しかしその細胞分裂には通常限界が有る。それがヘイフリック限界と呼ばれる物。
最初の仮定なら肉体再生には限度がある為『恐怖』と戦った時のように死喰い樹の腕を呼ばなくても問題は無さそうだ。
そして第二の仮定は『鎌柄鶏』の染色体がテロメラーゼ活性をしていた場合。
細胞分裂する回数……つまりヘイフリック限界は細胞内に存在する染色体の末端組織テロメアの長さに依存する。だがこのテロメアを保護し伸長させることで『細胞の不死化』が可能となる。
それを行う事のできるのがテロメラーゼという酵素だ。このことによって無限に肉体再生を可能とする可能性がある。
しかし、それは細胞が無制限に細胞分裂を起こすという事。そして細胞は分裂するたびに染色体に異常が発生する。その為、異常な遺伝子を持った細胞が増殖する事で発癌する。
いかに特異能力者であっても己の遺伝子を操作する事は不可能だろう。それができるとしたら既に感情生命体である瑠璃君ぐらいのものだけど。
つまりは『鎌柄鶏』の能力は最初から詰んでいるのである。
「ただ他人の細胞を摂取することでその特異能力を反映させている前例があります。舐めてかかっては痛い目に遭いますよ」
「なるほど……だから『鎌柄鶏』に気をつけろね」
『仮面の男』が彼について危惧している理由がわかった。しかし『仮面の男』はどうして私たちに敵対しているのかがわからない。

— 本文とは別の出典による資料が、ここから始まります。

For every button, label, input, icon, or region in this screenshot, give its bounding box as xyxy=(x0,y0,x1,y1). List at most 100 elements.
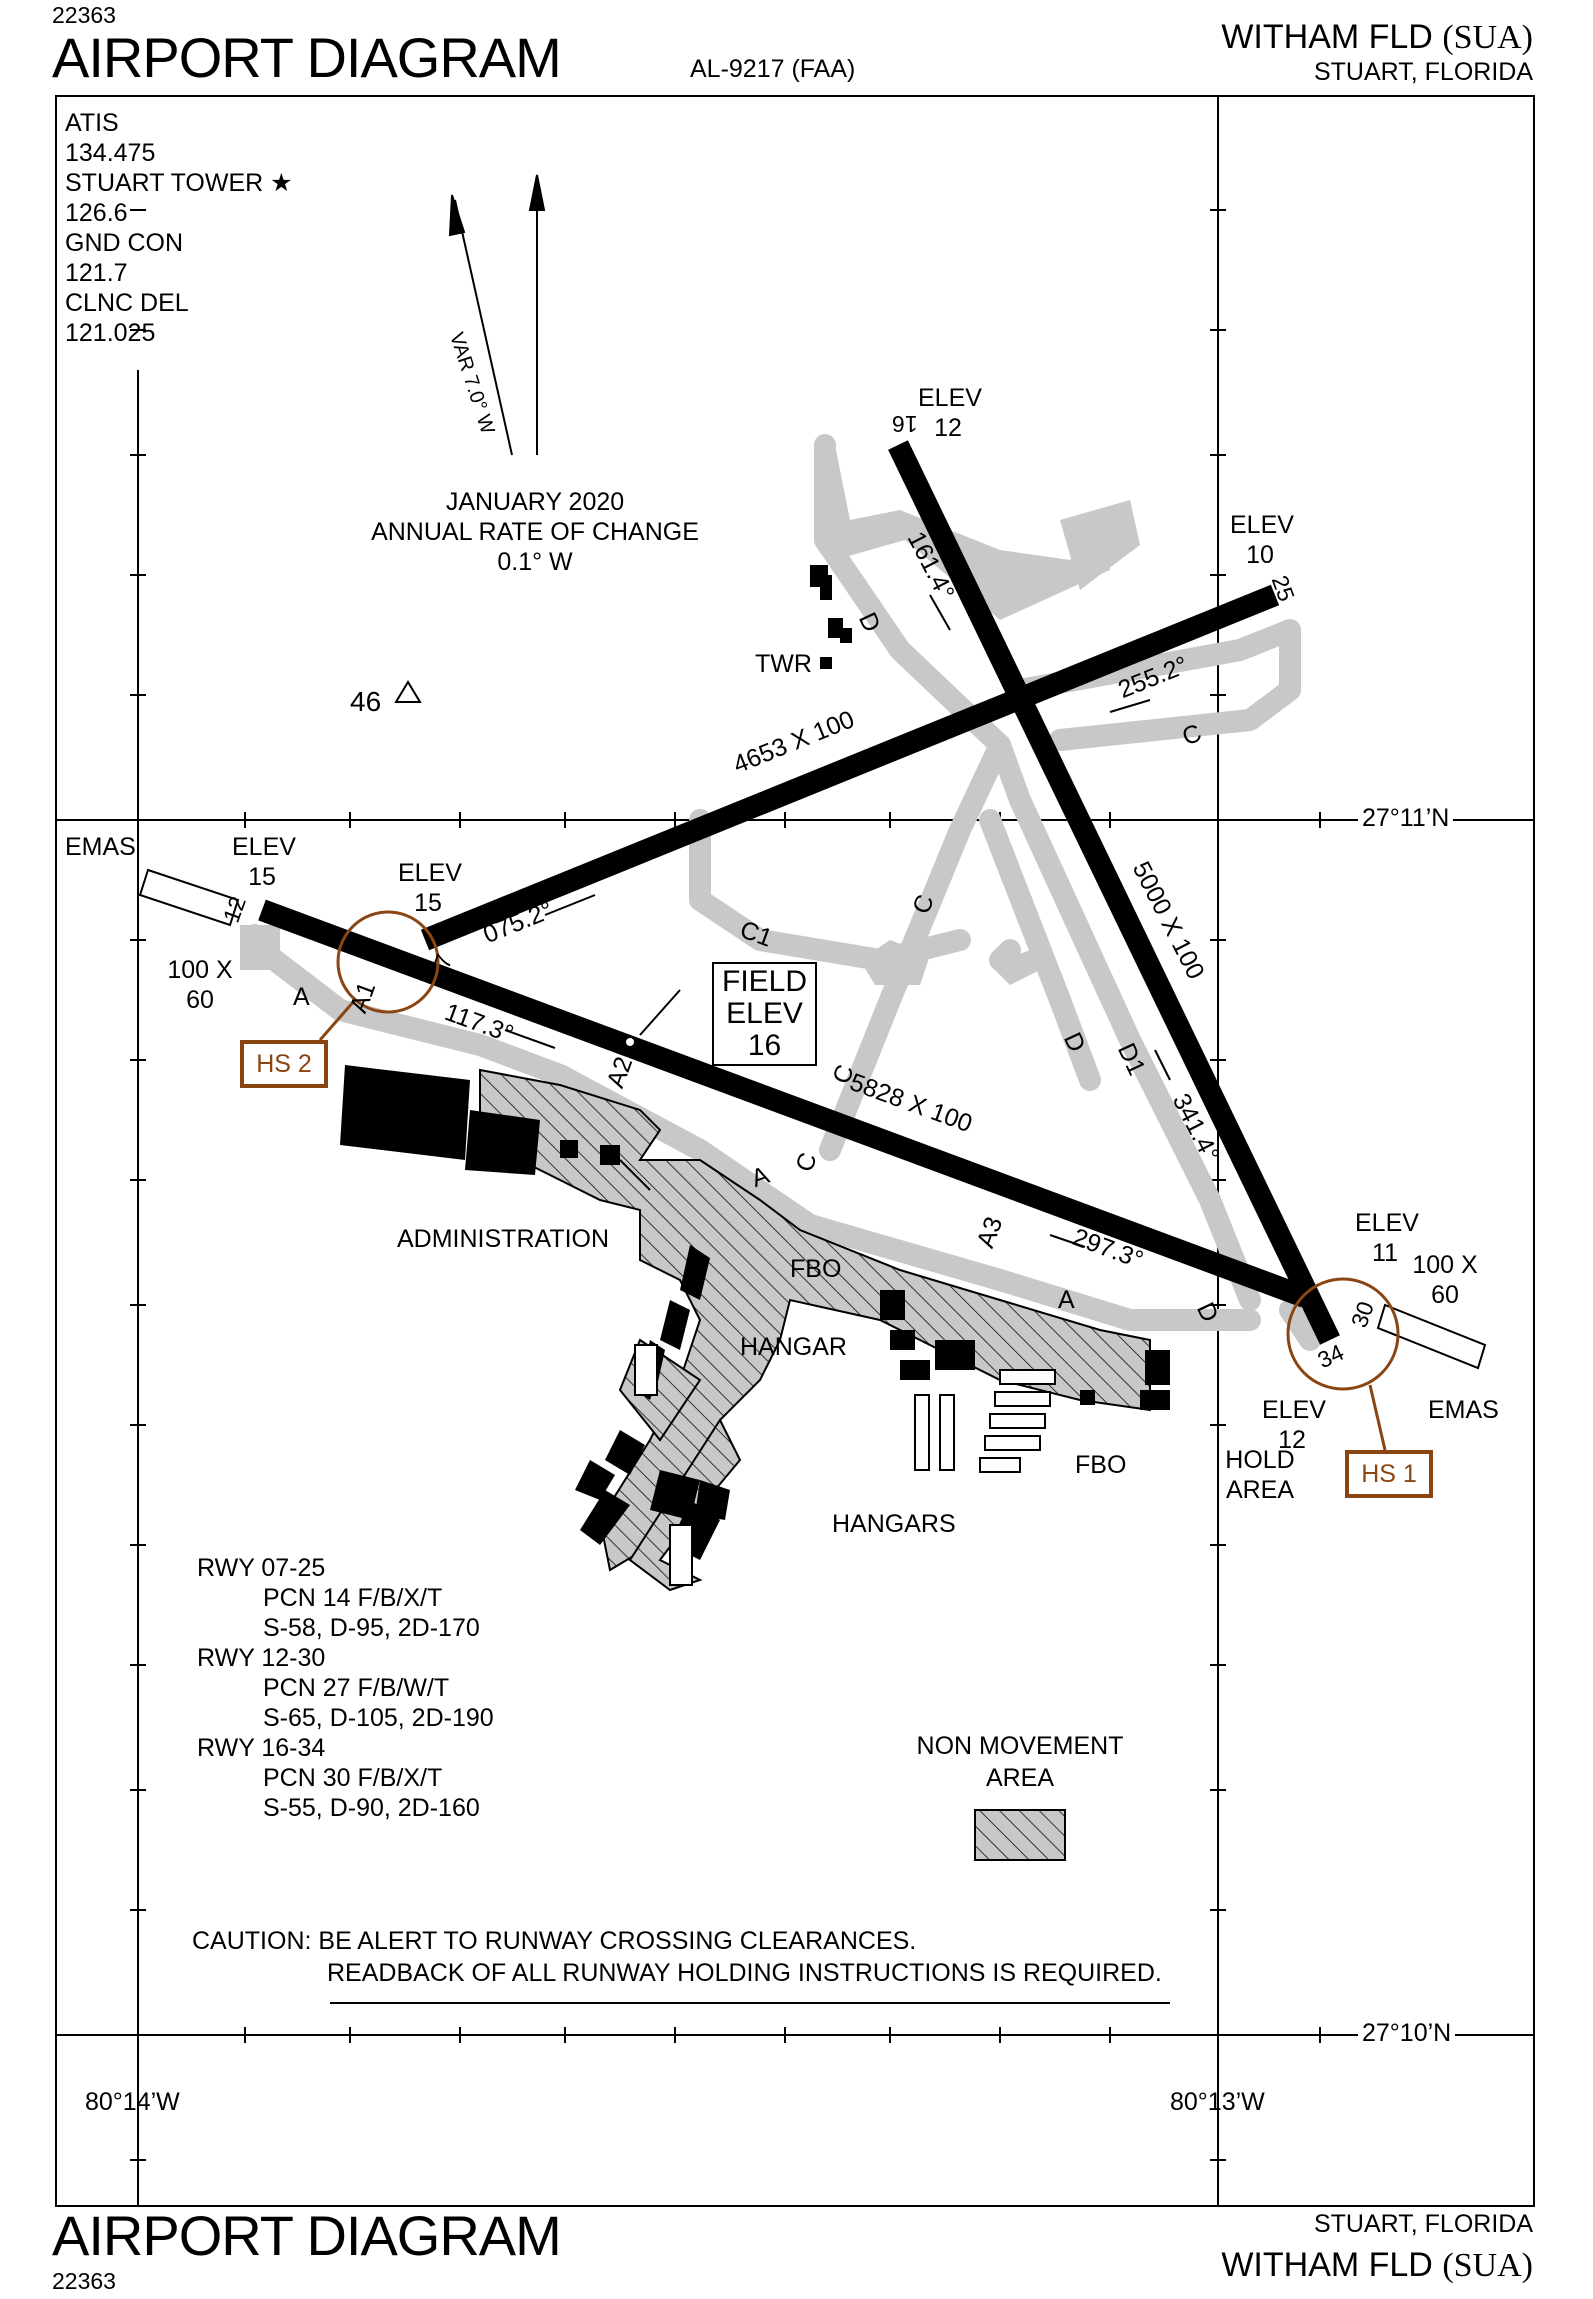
obstacle-symbol xyxy=(394,680,422,703)
elev-12-label: ELEV xyxy=(232,833,296,861)
airport-name-bottom: WITHAM FLD xyxy=(1221,2246,1433,2284)
runway-07-25 xyxy=(420,584,1280,951)
elev-25-label: ELEV xyxy=(1230,511,1294,539)
hold-area-label1: HOLD xyxy=(1225,1446,1295,1474)
airport-title-top: WITHAM FLD (SUA) xyxy=(1221,20,1533,55)
freq-gnd: 121.7 xyxy=(65,259,128,287)
taxiway-a-1: A xyxy=(293,983,310,1011)
pcn-07-25-gear: S-58, D-95, 2D-170 xyxy=(263,1614,480,1642)
legend-line1: NON MOVEMENT xyxy=(916,1732,1124,1760)
taxiway-patches xyxy=(240,445,1140,985)
legend-line2: AREA xyxy=(985,1764,1055,1792)
emas-west-dim2: 60 xyxy=(186,986,214,1014)
freq-atis: 134.475 xyxy=(65,139,156,167)
caution-line2: READBACK OF ALL RUNWAY HOLDING INSTRUCTI… xyxy=(327,1959,1162,1987)
title-bottom: AIRPORT DIAGRAM xyxy=(52,2204,562,2267)
airport-code: (SUA) xyxy=(1442,19,1533,56)
twr-label: TWR xyxy=(755,650,812,678)
title-top: AIRPORT DIAGRAM xyxy=(52,26,562,89)
elev-07-value: 15 xyxy=(414,889,442,917)
airport-title-bottom: WITHAM FLD (SUA) xyxy=(1221,2248,1533,2283)
taxiway-a-3: A xyxy=(1058,1286,1075,1314)
pcn-rwy-16-34: RWY 16-34 xyxy=(197,1734,326,1762)
lat-south: 27°10’N xyxy=(1358,2021,1456,2046)
elev-30-value: 11 xyxy=(1372,1239,1398,1267)
map-frame xyxy=(55,95,1535,2207)
freq-clnc: 121.025 xyxy=(65,319,156,347)
field-elev-label2: ELEV xyxy=(726,997,803,1030)
pcn-07-25-value: PCN 14 F/B/X/T xyxy=(263,1584,443,1612)
elev-12-value: 15 xyxy=(248,863,276,891)
pcn-rwy-12-30: RWY 12-30 xyxy=(197,1644,326,1672)
elev-16-value: 12 xyxy=(934,414,962,442)
emas-west-label: EMAS xyxy=(65,833,136,861)
elev-34-value: 12 xyxy=(1278,1426,1306,1454)
taxiways xyxy=(244,434,1321,1351)
lon-east: 80°13’W xyxy=(1170,2088,1265,2116)
location-top: STUART, FLORIDA xyxy=(1313,58,1533,86)
hangar-label: HANGAR xyxy=(740,1333,847,1361)
grid-ticks xyxy=(130,209,1431,2161)
freq-gnd-name: GND CON xyxy=(65,229,184,257)
legend-non-movement: NON MOVEMENT AREA xyxy=(900,1730,1140,1794)
hotspot-circles xyxy=(318,910,1400,1451)
buildings xyxy=(340,565,1170,1560)
frequency-list: ATIS 134.475 STUART TOWER ★ 126.6 GND CO… xyxy=(65,108,293,348)
elev-07-label: ELEV xyxy=(398,859,462,887)
obstacle-height: 46 xyxy=(350,686,382,717)
emas-east-dim2: 60 xyxy=(1431,1281,1459,1309)
elev-30-label: ELEV xyxy=(1355,1209,1419,1237)
pcn-16-34-value: PCN 30 F/B/X/T xyxy=(263,1764,443,1792)
elev-16-label: ELEV xyxy=(918,384,982,412)
lat-north: 27°11’N xyxy=(1358,806,1454,831)
grid-lines xyxy=(55,95,1535,2207)
magnetic-change: JANUARY 2020 ANNUAL RATE OF CHANGE 0.1° … xyxy=(370,487,700,577)
field-elev-label1: FIELD xyxy=(722,965,808,998)
caution-note: CAUTION: BE ALERT TO RUNWAY CROSSING CLE… xyxy=(192,1925,1162,1989)
heading-arrows xyxy=(504,594,1171,1248)
freq-atis-name: ATIS xyxy=(65,109,119,137)
hold-area-label2: AREA xyxy=(1225,1476,1295,1504)
lon-west: 80°14’W xyxy=(85,2088,180,2116)
hangar-rows xyxy=(634,1344,1056,1586)
freq-tower: 126.6 xyxy=(65,199,128,227)
field-elev-value: 16 xyxy=(747,1029,782,1062)
emas-west-dim1: 100 X xyxy=(167,956,233,984)
elev-34-label: ELEV xyxy=(1262,1396,1326,1424)
hangars-label: HANGARS xyxy=(832,1510,956,1538)
mag-rate-label: ANNUAL RATE OF CHANGE xyxy=(371,518,699,546)
mag-date: JANUARY 2020 xyxy=(445,488,625,516)
administration-label: ADMINISTRATION xyxy=(397,1225,610,1253)
pcn-table: RWY 07-25 PCN 14 F/B/X/T S-58, D-95, 2D-… xyxy=(197,1553,494,1823)
mag-rate-value: 0.1° W xyxy=(497,548,573,576)
magnetic-arrows xyxy=(448,174,546,456)
apron-hatched xyxy=(479,1068,1151,1592)
field-elev-point xyxy=(624,1036,636,1048)
pcn-16-34-gear: S-55, D-90, 2D-160 xyxy=(263,1794,480,1822)
emas-east-dim1: 100 X xyxy=(1412,1251,1478,1279)
pcn-rwy-07-25: RWY 07-25 xyxy=(197,1554,326,1582)
elev-25-value: 10 xyxy=(1246,541,1274,569)
fbo-label-1: FBO xyxy=(790,1255,842,1283)
hotspot-hs2[interactable]: HS 2 xyxy=(240,1040,328,1088)
chart-number-bottom: 22363 xyxy=(52,2268,116,2294)
freq-clnc-name: CLNC DEL xyxy=(65,289,189,317)
hotspot-hs1[interactable]: HS 1 xyxy=(1345,1450,1433,1498)
airport-code-bottom: (SUA) xyxy=(1442,2247,1533,2284)
field-elevation-box: FIELD ELEV 16 xyxy=(712,962,818,1066)
legend-hatch-box xyxy=(974,1809,1066,1861)
airport-name: WITHAM FLD xyxy=(1221,18,1433,56)
freq-tower-name: STUART TOWER ★ xyxy=(65,169,293,197)
pcn-12-30-value: PCN 27 F/B/W/T xyxy=(263,1674,450,1702)
pcn-12-30-gear: S-65, D-105, 2D-190 xyxy=(263,1704,494,1732)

「そういえば止水さんは大丈夫なのでしょうか? どうやら敗北した方と闘うとおっしゃっていましたが……」
「あの人で駄目ならとっくに私達全滅してますよ」
「紅葉ちゃんの言う通りですよ。なんだかんだ言って対策立てていますから」
沙羅様の質問に私や葉書お姉ちゃんが答える。
そしてお姉ちゃんの言葉に何か返答をしようとした瞬間だった。
不意に私の背中に打撃を与えられあまりの唐突さに防御が出来ないまま倒れ込んだ。
「なるほど……この場で一番厄介なのはやはり筒美紅葉か」
意識が朦朧とする中で微かに男の声が聞こえた。私の背中を取られたと言う事は……
「とりあえずそこで戦闘不能になっていてもらおうか」
時計によく使われているギリシャ数字らしき文字が『Ⅰ』から『Ⅺ』が刻印された仮面とコート。同時に『Ⅻ』と刻印された懐中時計を持った高身長の男の姿。
「言われなくても分かる……こいつが仮面の男ね!」
葉書お姉ちゃんは怒りながらそう声を上げた。